Chongqing, once the nation’s fastest growing region, was its worst performer last year. The 2018 growth rate of the inland manufacturing powerhouse slumped to 6.0 per cent from the previous 9.3 per cent, and was 2.5 percentage points behind the targeted 8.5 per cent set at start of the year.

China’s most prosperous province Guangdong also missed its 7 per cent target. The export base’s economic growth rate slowed by 0.7 percentage point to 6.8 per cent last year.

Similarly, GDP growth of Jiangsu, one of China’s private economy heartlands, weakened to 6.7 per cent, which fell behind its above 7 per cent goal, even as Beijing ratcheted up efforts to support the private sector to buffer the slowdown and mounting jobless fears.

“Chinese provincial-authorities performed worse than expected in meeting their growth targets in 2018,” Guosheng Securities analyst Xiong Yuan said.

“Apart from Shandong province, the real GDP growth rates of the other 30 provinces were on average, 0.3 percentage point lower than their targets.”

“The economic downturn pressure of China has become more significant.”

What has also become more evident from the data was the widening gap among the richest provinces, compared with the previous discrepancy that was primarily between the coastal and landlocked regions.

With an annual GDP of 7.65 trillion yuan (US$1.13 trillion), eastern Shandong province retained its spot as the third-largest economy among 31 Chinese provincial-level jurisdictions in 2018.

However, the gaps with the top two provinces – Guangdong and Jiangsu – were 370 billion (US$54.56 billion) and 290 billion yuan (US$42.76 billion) larger respectively, compared with 2017.

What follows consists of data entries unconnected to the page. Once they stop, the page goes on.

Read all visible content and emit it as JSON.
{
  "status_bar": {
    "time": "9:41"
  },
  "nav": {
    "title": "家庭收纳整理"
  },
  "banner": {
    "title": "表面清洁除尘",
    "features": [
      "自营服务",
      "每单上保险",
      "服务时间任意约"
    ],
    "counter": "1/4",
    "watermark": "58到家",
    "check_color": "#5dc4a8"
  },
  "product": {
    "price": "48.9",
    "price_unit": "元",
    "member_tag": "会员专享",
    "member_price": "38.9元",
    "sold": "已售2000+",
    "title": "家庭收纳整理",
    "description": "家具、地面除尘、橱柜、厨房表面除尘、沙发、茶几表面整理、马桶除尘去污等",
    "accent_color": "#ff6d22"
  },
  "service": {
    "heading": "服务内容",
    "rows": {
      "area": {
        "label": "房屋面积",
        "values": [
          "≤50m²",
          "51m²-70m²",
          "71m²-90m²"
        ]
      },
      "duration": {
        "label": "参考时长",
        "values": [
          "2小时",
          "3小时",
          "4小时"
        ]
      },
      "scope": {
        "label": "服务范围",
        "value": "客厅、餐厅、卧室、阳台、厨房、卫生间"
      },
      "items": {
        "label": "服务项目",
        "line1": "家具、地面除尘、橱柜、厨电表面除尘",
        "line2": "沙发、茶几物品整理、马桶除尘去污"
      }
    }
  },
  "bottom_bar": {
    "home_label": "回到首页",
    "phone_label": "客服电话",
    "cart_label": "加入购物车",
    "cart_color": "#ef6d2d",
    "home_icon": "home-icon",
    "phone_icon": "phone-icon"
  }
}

The additional layer of growth discrepancy underscored the complexity of economic restructuring plaguing the world’s second-largest economy. China’s northern and northeastern provinces, once the heart of the country’s state-owned industries and enterprises, now not only rank at the bottom of the list, but are also struggling to upgrade the value chain, overcome a brain drain and statistical frauds.

In contrast, the remote and hilly southwestern provinces, including Sichuan, Guizhou, Yunnan and Tibet, posted the fastest expansion pace last year, from a lower growth base and investment-oriented development practices.

Nonetheless, their growth rate have also slowed or stagnated, along with the 22 other provinces.

The autonomous region of Tibet remained at the bottom of the list last year with an annual GDP of just 140 billion yuan (US$20.64 billion). It pulled further away from its gap with financial centre Shanghai by 3.13 trillion yuan (US$461 billion), compared with 2.88 trillion yuan in 2017.

In November, the State Council, China’s cabinet, published a document to better coordinate and rebalance regional development, with the aim to improve infrastructure and financial support for underdeveloped regions.

“The move is all about regional economic restructuring and rebalancing,” the Trivium consultancy said in a note then.

“If policymakers can succeed in getting it more joined up, it will be a major boon for macroeconomic efficiency and growth,” the note said.